Question

What is the derivative of \[\cos ecx\] ?

Answer 1

Hint: We already know the formula for finding the derivative of \[\cos ecx\] . But we will derive the answer properly using formulas and relations between the trigonometric identities.
Formula used:
Quotient rule \[\dfrac{d}{{dx}}\left[ {\dfrac{{f\left( x \right)}}{{g\left( x \right)}}} \right] = \dfrac{{g\left( x \right)f'\left( x \right) - f\left( x \right)g'\left( x \right)}}{{{{\left( {g\left( x \right)} \right)}^2}}}\]

Complete step-by-step answer:
We know that,
derivative of \[\cos ecx\] is written or expressed as,
 \[\dfrac{d}{{dx}}\cos ecx\]
Now we will start deriving the formula,
We know that, \[\cos ecx = \dfrac{1}{{\sin x}}\]
Thus we can write,
 \[\dfrac{d}{{dx}}\dfrac{1}{{\sin x}}\]
Now we will use the quotient rule,
 \[ = \dfrac{{\sin x\left( 0 \right) - \cos x \times 1}}{{{{\left( {\sin x} \right)}^2}}}\]
On solving the terms we get,
 \[ = \dfrac{{ - \cos x}}{{{{\left( {\sin x} \right)}^2}}}\]
Now we will separate the terms as,
 \[ = \dfrac{{ - 1}}{{\sin x}}.\dfrac{{\cos x}}{{\sin x}}\]
We know that reciprocal of sin function is cosec and the ratio of cos to sin function is cot function. thus,
 \[ = - \cos ecx.\cot x\]
Thus we get the solution as,
 \[\dfrac{d}{{dx}}\cos ecx = - \cos ecx.\cot x\]
So, the correct answer is “ \[\dfrac{d}{{dx}}\cos ecx = - \cos ecx.\cot x\] ”.

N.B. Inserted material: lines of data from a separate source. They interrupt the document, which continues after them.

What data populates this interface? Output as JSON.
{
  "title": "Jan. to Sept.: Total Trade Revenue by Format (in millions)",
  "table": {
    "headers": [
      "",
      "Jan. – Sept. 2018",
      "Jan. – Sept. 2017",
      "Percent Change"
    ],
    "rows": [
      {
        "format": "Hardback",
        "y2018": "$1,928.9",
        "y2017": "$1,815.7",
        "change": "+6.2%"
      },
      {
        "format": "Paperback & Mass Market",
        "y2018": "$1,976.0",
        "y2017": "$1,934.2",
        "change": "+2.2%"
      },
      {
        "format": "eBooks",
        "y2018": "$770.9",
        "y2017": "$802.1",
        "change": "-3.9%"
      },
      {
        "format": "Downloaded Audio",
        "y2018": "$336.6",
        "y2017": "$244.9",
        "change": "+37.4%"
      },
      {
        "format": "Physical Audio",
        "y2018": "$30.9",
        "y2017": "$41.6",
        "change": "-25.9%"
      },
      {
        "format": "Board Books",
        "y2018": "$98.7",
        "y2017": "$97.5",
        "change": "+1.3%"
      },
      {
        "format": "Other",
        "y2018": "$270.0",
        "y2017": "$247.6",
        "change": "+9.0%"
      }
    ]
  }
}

Note: Note that the way we write the answer depends on the marks it is assigned for. Also note that sometimes in multiple choice questions they may give the second last step of the solution above as the derivative of \[\cos ecx\] but we as usual make it false. There we make mistakes. How?
 \[\dfrac{{ - 1}}{{\sin x}}.\dfrac{{\cos x}}{{\sin x}} = - \cos ecx.\cot x\]
This is the same answer but only more simplification makes it change. So do carefully read the answer. This frequently happens in trigonometry related questions. So one should be clear with the relations of the ratios.